In all the following cases and text-books, it was held that, when there is such religious unbelief as, at common law, would disqualify a witness, evidence of such unbelief is admissible to discredit a dying declaration, even where there is a statute or constitutional provision which abrogates the common law in this respect. Gambrell v. State,
Evidence that one is an infidel, without more, would not be sufficient at common law to disqualify him as a witness, or therefore to discredit his testimony.
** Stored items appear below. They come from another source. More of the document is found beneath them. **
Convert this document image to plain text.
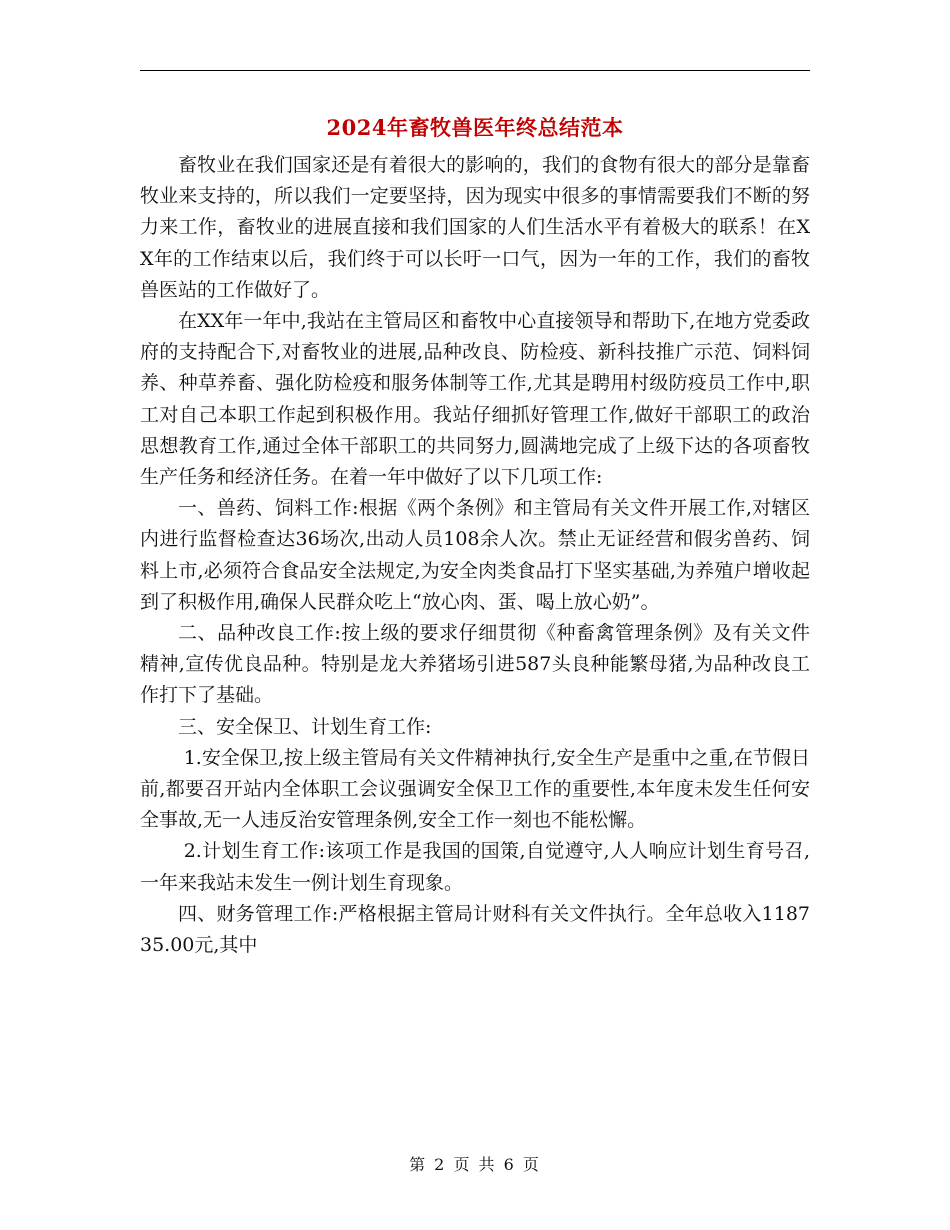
2024年畜牧兽医年终总结范本

畜牧业在我们国家还是有着很大的影响的，我们的食物有很大的部分是靠畜牧业来支持的，所以我们一定要坚持，因为现实中很多的事情需要我们不断的努力来工作，畜牧业的进展直接和我们国家的人们生活水平有着极大的联系！在XX年的工作结束以后，我们终于可以长吁一口气，因为一年的工作，我们的畜牧兽医站的工作做好了。

在XX年一年中,我站在主管局区和畜牧中心直接领导和帮助下,在地方党委政府的支持配合下,对畜牧业的进展,品种改良、防检疫、新科技推广示范、饲料饲养、种草养畜、强化防检疫和服务体制等工作,尤其是聘用村级防疫员工作中,职工对自己本职工作起到积极作用。我站仔细抓好管理工作,做好干部职工的政治思想教育工作,通过全体干部职工的共同努力,圆满地完成了上级下达的各项畜牧生产任务和经济任务。在着一年中做好了以下几项工作:

一、兽药、饲料工作:根据《两个条例》和主管局有关文件开展工作,对辖区内进行监督检查达36场次,出动人员108余人次。禁止无证经营和假劣兽药、饲料上市,必须符合食品安全法规定,为安全肉类食品打下坚实基础,为养殖户增收起到了积极作用,确保人民群众吃上“放心肉、蛋、喝上放心奶”。

二、品种改良工作:按上级的要求仔细贯彻《种畜禽管理条例》及有关文件精神,宣传优良品种。特别是龙大养猪场引进587头良种能繁母猪,为品种改良工作打下了基础。

三、安全保卫、计划生育工作:

1.安全保卫,按上级主管局有关文件精神执行,安全生产是重中之重,在节假日前,都要召开站内全体职工会议强调安全保卫工作的重要性,本年度未发生任何安全事故,无一人违反治安管理条例,安全工作一刻也不能松懈。

2.计划生育工作:该项工作是我国的国策,自觉遵守,人人响应计划生育号召,一年来我站未发生一例计划生育现象。

四、财务管理工作:严格根据主管局计财科有关文件执行。全年总收入118735.00元,其中

第 2 页 共 6 页
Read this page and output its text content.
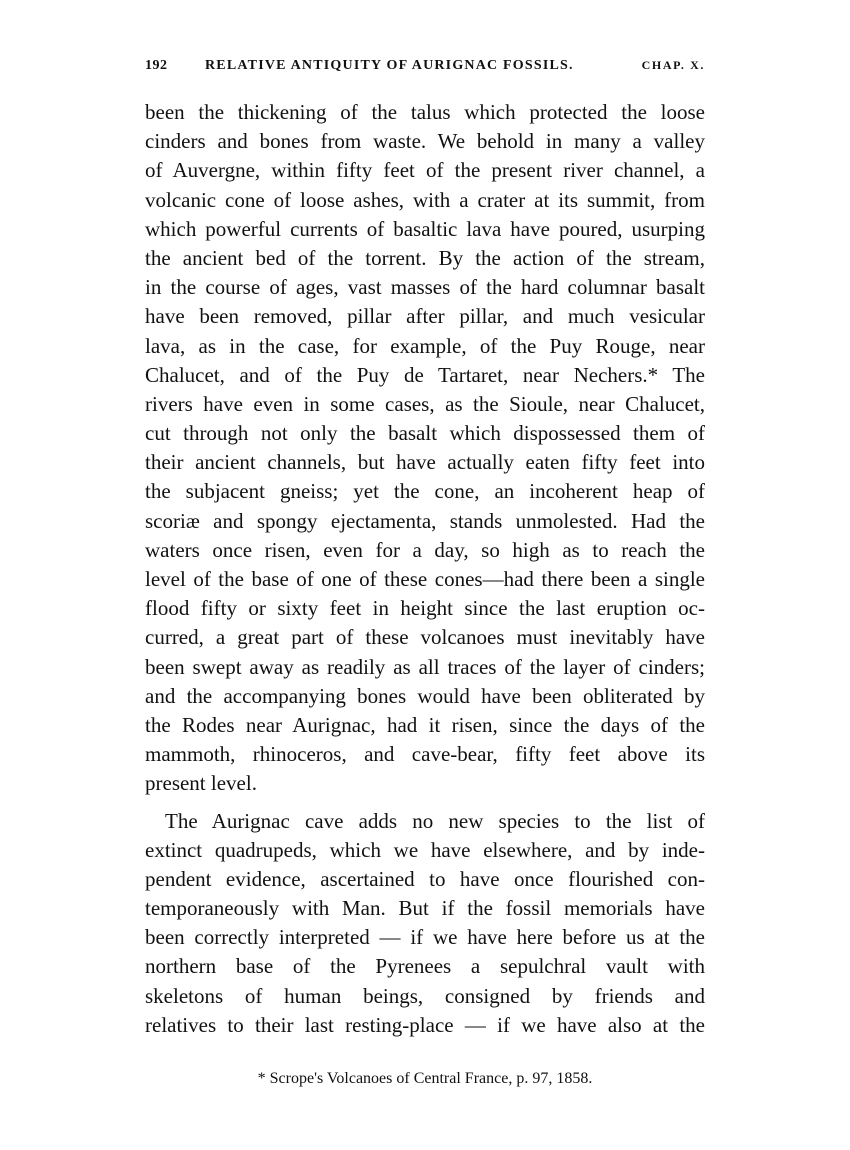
192	RELATIVE ANTIQUITY OF AURIGNAC FOSSILS.	CHAP. X.
been the thickening of the talus which protected the loose
cinders and bones from waste. We behold in many a valley
of Auvergne, within fifty feet of the present river channel, a
volcanic cone of loose ashes, with a crater at its summit, from
which powerful currents of basaltic lava have poured, usurping
the ancient bed of the torrent. By the action of the stream,
in the course of ages, vast masses of the hard columnar basalt
have been removed, pillar after pillar, and much vesicular
lava, as in the case, for example, of the Puy Rouge, near
Chalucet, and of the Puy de Tartaret, near Nechers.* The
rivers have even in some cases, as the Sioule, near Chalucet,
cut through not only the basalt which dispossessed them of
their ancient channels, but have actually eaten fifty feet into
the subjacent gneiss; yet the cone, an incoherent heap of
scoriæ and spongy ejectamenta, stands unmolested. Had the
waters once risen, even for a day, so high as to reach the
level of the base of one of these cones—had there been a single
flood fifty or sixty feet in height since the last eruption oc-
curred, a great part of these volcanoes must inevitably have
been swept away as readily as all traces of the layer of cinders;
and the accompanying bones would have been obliterated by
the Rodes near Aurignac, had it risen, since the days of the
mammoth, rhinoceros, and cave-bear, fifty feet above its
present level.
The Aurignac cave adds no new species to the list of
extinct quadrupeds, which we have elsewhere, and by inde-
pendent evidence, ascertained to have once flourished con-
temporaneously with Man. But if the fossil memorials have
been correctly interpreted — if we have here before us at the
northern base of the Pyrenees a sepulchral vault with
skeletons of human beings, consigned by friends and
relatives to their last resting-place — if we have also at the
* Scrope's Volcanoes of Central France, p. 97, 1858.
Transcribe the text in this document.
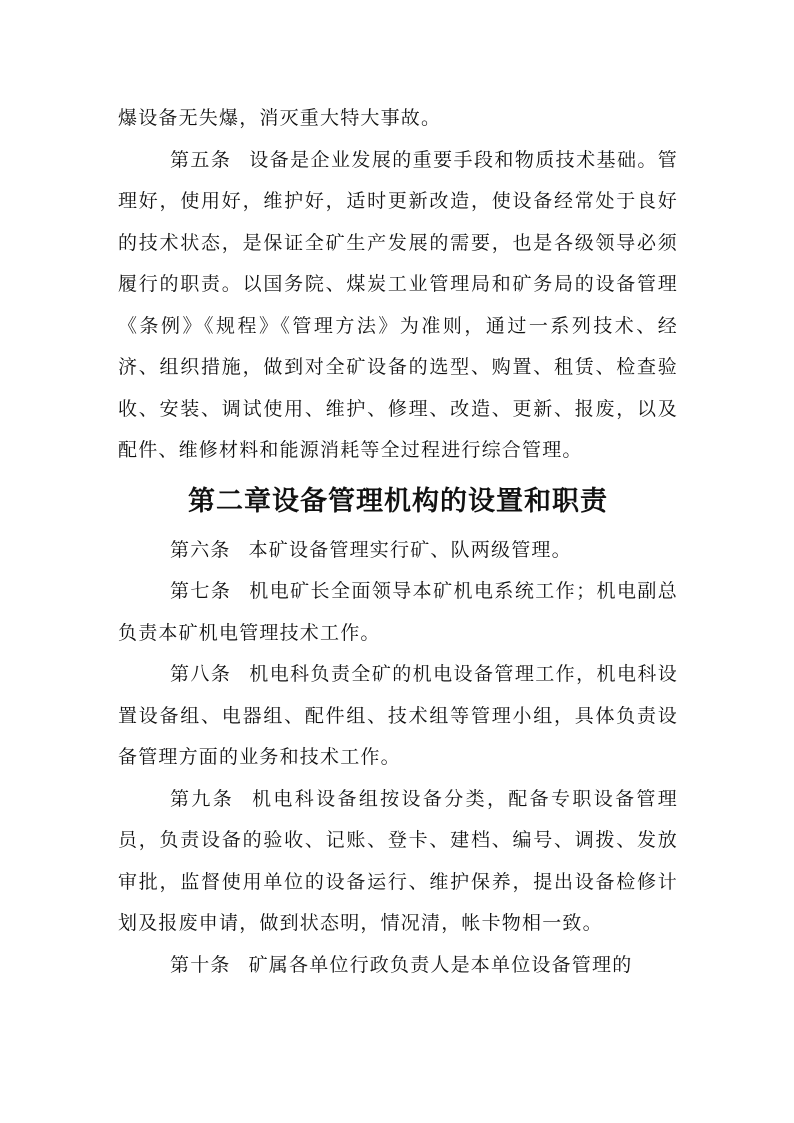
爆设备无失爆，消灭重大特大事故。

第五条 设备是企业发展的重要手段和物质技术基础。管理好，使用好，维护好，适时更新改造，使设备经常处于良好的技术状态，是保证全矿生产发展的需要，也是各级领导必须履行的职责。以国务院、煤炭工业管理局和矿务局的设备管理《条例》《规程》《管理方法》为准则，通过一系列技术、经济、组织措施，做到对全矿设备的选型、购置、租赁、检查验收、安装、调试使用、维护、修理、改造、更新、报废，以及配件、维修材料和能源消耗等全过程进行综合管理。

第二章设备管理机构的设置和职责

第六条 本矿设备管理实行矿、队两级管理。

第七条 机电矿长全面领导本矿机电系统工作；机电副总负责本矿机电管理技术工作。

第八条 机电科负责全矿的机电设备管理工作，机电科设置设备组、电器组、配件组、技术组等管理小组，具体负责设备管理方面的业务和技术工作。

第九条 机电科设备组按设备分类，配备专职设备管理员，负责设备的验收、记账、登卡、建档、编号、调拨、发放审批，监督使用单位的设备运行、维护保养，提出设备检修计划及报废申请，做到状态明，情况清，帐卡物相一致。

第十条 矿属各单位行政负责人是本单位设备管理的
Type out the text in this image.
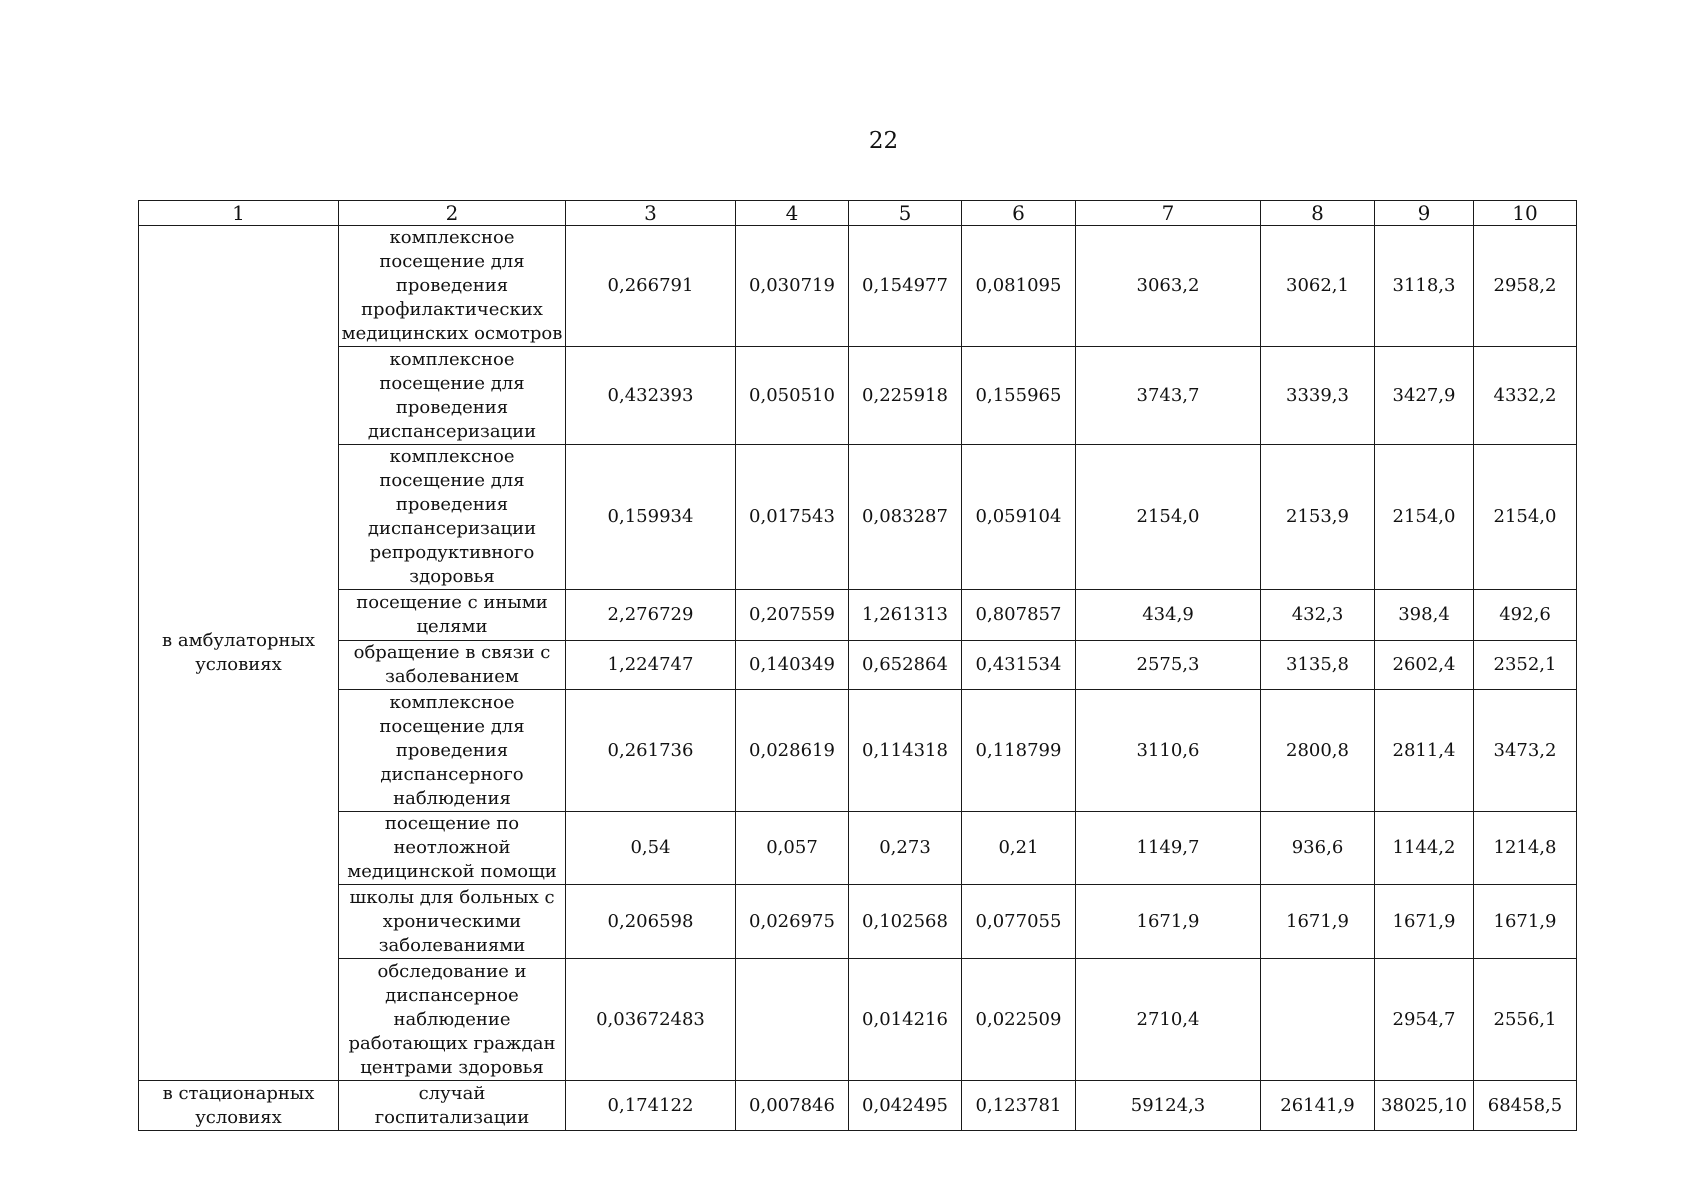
22
1	2	3	4	5	6	7	8	9	10
в амбулаторных условиях	комплексное посещение для проведения профилактических медицинских осмотров	0,266791	0,030719	0,154977	0,081095	3063,2	3062,1	3118,3	2958,2
	комплексное посещение для проведения диспансеризации	0,432393	0,050510	0,225918	0,155965	3743,7	3339,3	3427,9	4332,2
	комплексное посещение для проведения диспансеризации репродуктивного здоровья	0,159934	0,017543	0,083287	0,059104	2154,0	2153,9	2154,0	2154,0
	посещение с иными целями	2,276729	0,207559	1,261313	0,807857	434,9	432,3	398,4	492,6
	обращение в связи с заболеванием	1,224747	0,140349	0,652864	0,431534	2575,3	3135,8	2602,4	2352,1
	комплексное посещение для проведения диспансерного наблюдения	0,261736	0,028619	0,114318	0,118799	3110,6	2800,8	2811,4	3473,2
	посещение по неотложной медицинской помощи	0,54	0,057	0,273	0,21	1149,7	936,6	1144,2	1214,8
	школы для больных с хроническими заболеваниями	0,206598	0,026975	0,102568	0,077055	1671,9	1671,9	1671,9	1671,9
	обследование и диспансерное наблюдение работающих граждан центрами здоровья	0,03672483		0,014216	0,022509	2710,4		2954,7	2556,1
в стационарных условиях	случай госпитализации	0,174122	0,007846	0,042495	0,123781	59124,3	26141,9	38025,10	68458,5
His belief, to have that effect at common law, must be such as that he does not believe in a Supreme Being rewarding truth and punishing falsehood, here or hereafter.
Assuming, therefore, that the answer to the question under consideration would be in the affirmative, it would not be admissible either to impeach or to discredit the dying declaration according to the common-law rule on the subject. It is not therefore necessary to determine whether there has been a change of such law in Alabama, effected by our Constitution. The court properly sustained the objection to the question.
Defendant was required to answer that she had sued deceased twice for a divorce. We think it not improper to prove such facts as tending to show a motive for the offense. Spicer v. State,
We cannot review the action of the trial court in refusing to admit the papers and book alleged by defendant as being read by her and her husband shortly before the shooting, for the reason that they are not before us, if for no other reason.
The affirmative charge was not due appellant, and the court properly overruled her motion to exclude all the evidence.
The refused charges impose an improper burden of proof on the state.
There is no error shown by the record, and the judgment of the trial court is affirmed.
Affirmed.
ANDERSON, C. J., and GARDNER and BOULDIN, JJ., concur.